I would submit that imitation is the highest form of flattery. That is exactly what we did in the bill. He is just doubling it.
But the problem with that is, while we have done our very best to provide new vouchers to help families in need of housing, we continue to see those funds go unused. None of the funds we provided for new housing vouchers in fiscal year 1999 or 2000 was actually used, and it is likely that this will be the case again this year, since HUD has not yet awarded the new vouchers that have been provided.
At the same time, public housing authorities continue to fail to use the vouchers they already have. On average, PHAs are providing fulfillment of only 93 percent of the vouchers that have been allocated. Consequently, huge amounts of money continue to go unspent. Last year, HUD recaptured over $1 billion in unused voucher funds, money that would have funded 171,000 vouchers.
So I cannot support, Mr. Chairman, taking these funds that will help poor families to buy their home, to get a piece of the rock, to get a piece of the American dream, to deny them that, by putting it into a program that HUD cannot possibly spend the money for.

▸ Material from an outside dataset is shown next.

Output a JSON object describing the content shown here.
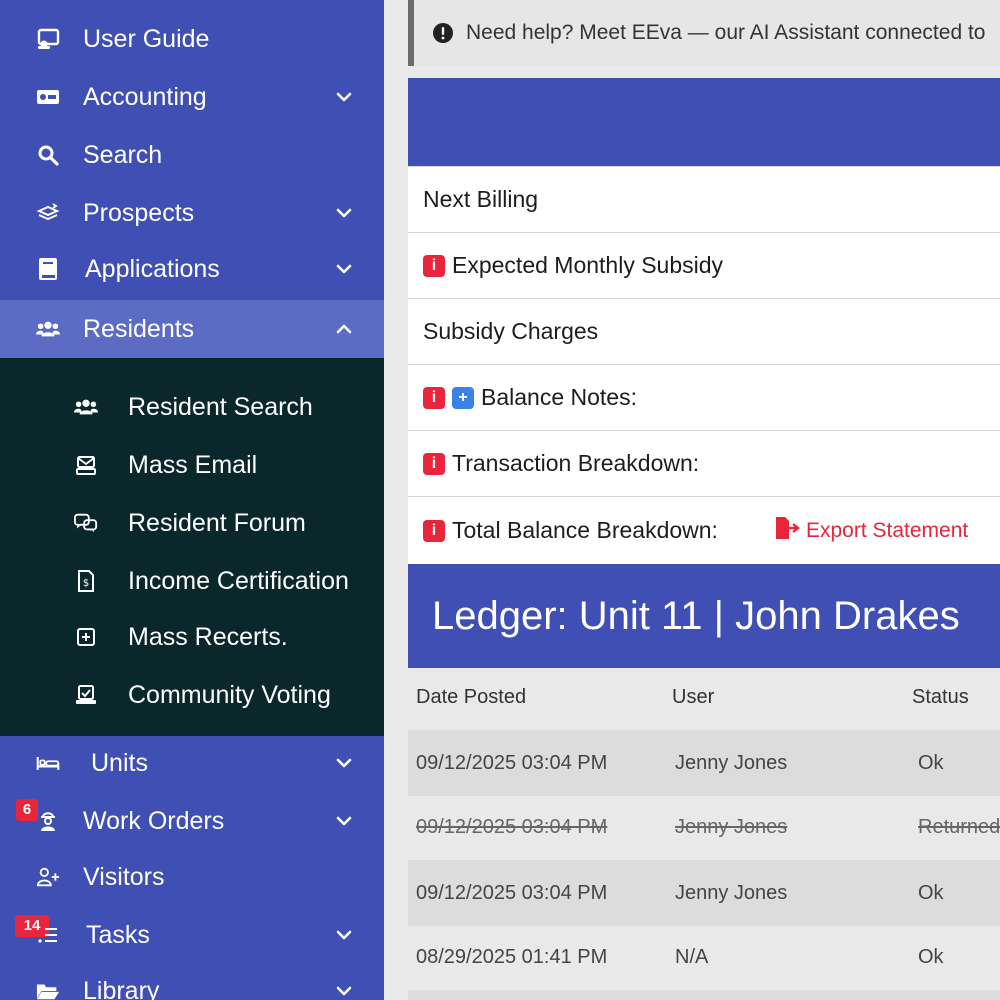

What I urge is that we reject this amendment.
I submit for the RECORD a letter that I received in my capacity as chairman of the subcommittee from the Enterprise Foundation, the National Council of State Housing Agencies, the National League of Cities, the National Association of Counties, and the National Community Development Association supporting the HOME program and that $200 million presidential earmark.
JULY 26, 2001.
Hon. JAMES T. WALSH,
Chairman, Subcommittee on Veterans Affairs, HUD, and Independent Agencies, House Committee on Appropriations, House of Representatives, Washington, DC.

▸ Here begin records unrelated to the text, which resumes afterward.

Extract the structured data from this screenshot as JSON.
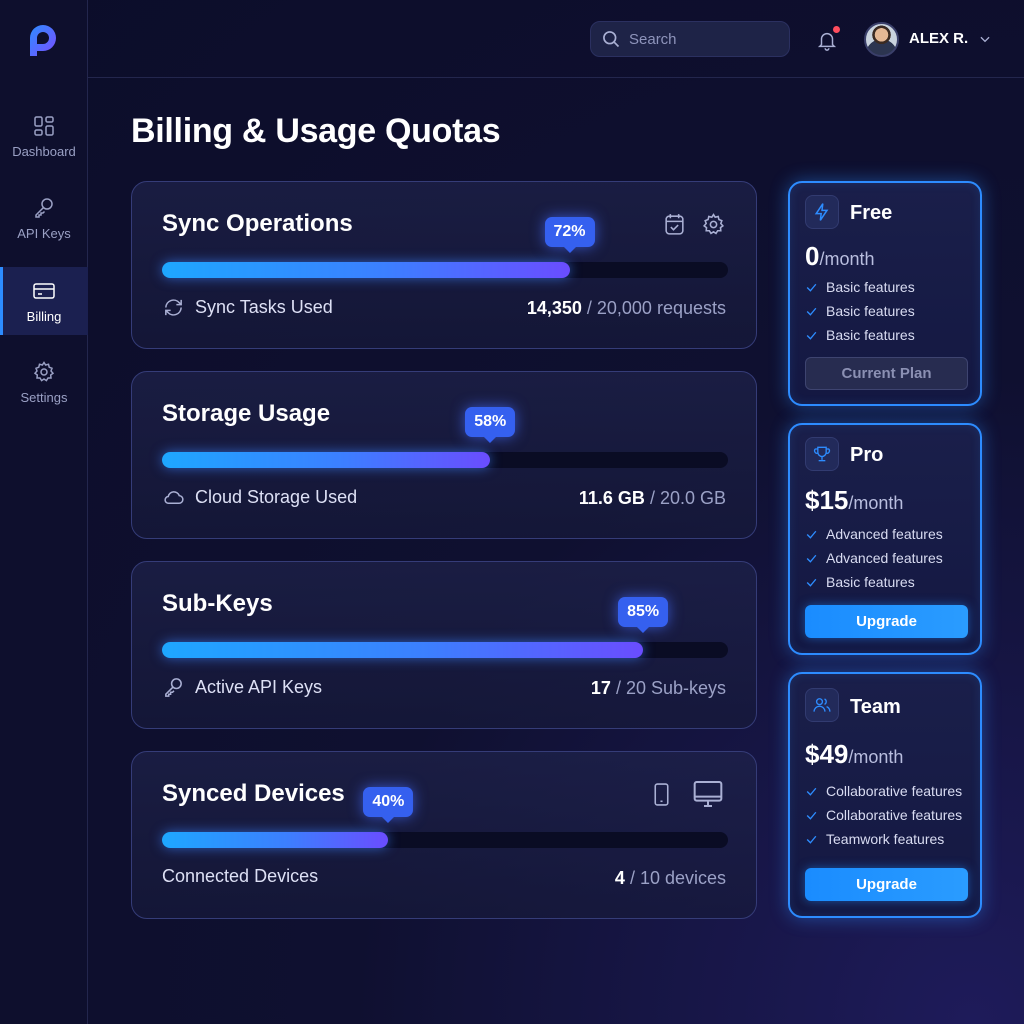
{
  "sidebar": {
    "items": [
      {
        "label": "Dashboard",
        "icon": "dashboard-icon"
      },
      {
        "label": "API Keys",
        "icon": "key-icon"
      },
      {
        "label": "Billing",
        "icon": "credit-card-icon",
        "active": true
      },
      {
        "label": "Settings",
        "icon": "gear-icon"
      }
    ]
  },
  "header": {
    "search_placeholder": "Search",
    "username": "ALEX R.",
    "notification_dot": true
  },
  "page": {
    "title": "Billing & Usage Quotas"
  },
  "usage": [
    {
      "title": "Sync Operations",
      "percent": 72,
      "percent_label": "72%",
      "meta_label": "Sync Tasks Used",
      "meta_icon": "sync-icon",
      "used": "14,350",
      "limit": "/ 20,000 requests",
      "header_icons": [
        "calendar-check-icon",
        "gear-icon"
      ]
    },
    {
      "title": "Storage Usage",
      "percent": 58,
      "percent_label": "58%",
      "meta_label": "Cloud Storage Used",
      "meta_icon": "cloud-icon",
      "used": "11.6 GB",
      "limit": "/ 20.0 GB"
    },
    {
      "title": "Sub-Keys",
      "percent": 85,
      "percent_label": "85%",
      "meta_label": "Active API Keys",
      "meta_icon": "key-icon",
      "used": "17",
      "limit": "/ 20 Sub-keys"
    },
    {
      "title": "Synced Devices",
      "percent": 40,
      "percent_label": "40%",
      "meta_label": "Connected Devices",
      "used": "4",
      "limit": "/ 10 devices",
      "header_icons": [
        "phone-icon",
        "monitor-icon"
      ]
    }
  ],
  "plans": [
    {
      "name": "Free",
      "icon": "lightning-icon",
      "price": "0",
      "period": "/month",
      "features": [
        "Basic features",
        "Basic features",
        "Basic features"
      ],
      "button": "Current Plan"
    },
    {
      "name": "Pro",
      "icon": "trophy-icon",
      "price": "$15",
      "period": "/month",
      "features": [
        "Advanced features",
        "Advanced features",
        "Basic features"
      ],
      "button": "Upgrade"
    },
    {
      "name": "Team",
      "icon": "users-icon",
      "price": "$49",
      "period": "/month",
      "features": [
        "Collaborative features",
        "Collaborative features",
        "Teamwork features"
      ],
      "button": "Upgrade"
    }
  ],
  "colors": {
    "accent": "#2d8cff",
    "badge": "#3560ef",
    "background": "#0f1030"
  }
}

DEAR MR. CHAIRMAN: The undersigned representatives of state and local governments and non-profit community development organizations thank you for increasing FY 2002 funding for the HOME Investment Partnerships (HOME) program to $2 billion in H.R. 2620, the FY 2002 VA/HUD appropriations bill. We strongly urge you to reject any House floor amendments to reduce HOME funding.
As you clearly recognize, HOME is one of the most important tools states and local governments have to respond flexibly to their unique and diverse affordable housing needs. HOME has consistently exceeded congressional expectations by assisting families with incomes below the HOME limits, leveraging significant public and private housing funds, and sparking innovative solutions to a wide array of housing challenges.
HOME's success in answering the nation's housing needs is limited by a single factor--inadequate funding. Though Congress authorized HOME at $2 billion when it created the program in 1990, Congress has never appropriated that amount. A HOME appropriation of $2 billion for the upcoming fiscal year is barely enough to compensate for the loss of purchasing power HOME has suffered since Congress first funded it nearly a decade ago.
We agree that a number of federal housing programs need more funding. HOME is one of the most deserving among them. Please insist on at least $2 billion in HOME funds in FY 2002.
The Council of State Community Development Agencies.
The Enterprise Foundation.
The Local Initiatives Support Corporation.
The National Association of Local Housing Finance Agencies.
The National Council of State Housing Agencies.
The National League of Cities.
The National Association of Counties.
The National Community Development Association.
Mr. Chairman, I urge that Members reject the amendment.
Mr. WALSH. Mr. Chairman, reserving the right to object, the ranking member of the authorizing committee has risen to offer an amendment, and we had had prior discussion, and I would suggest that remaining in regular order, I believe it would be the gentleman's opportunity to offer his amendment.
Mr. FILNER. Mr. Chairman, if the gentleman would yield, I thought that this would allow that to occur, and then all of the other ones at the end of title I.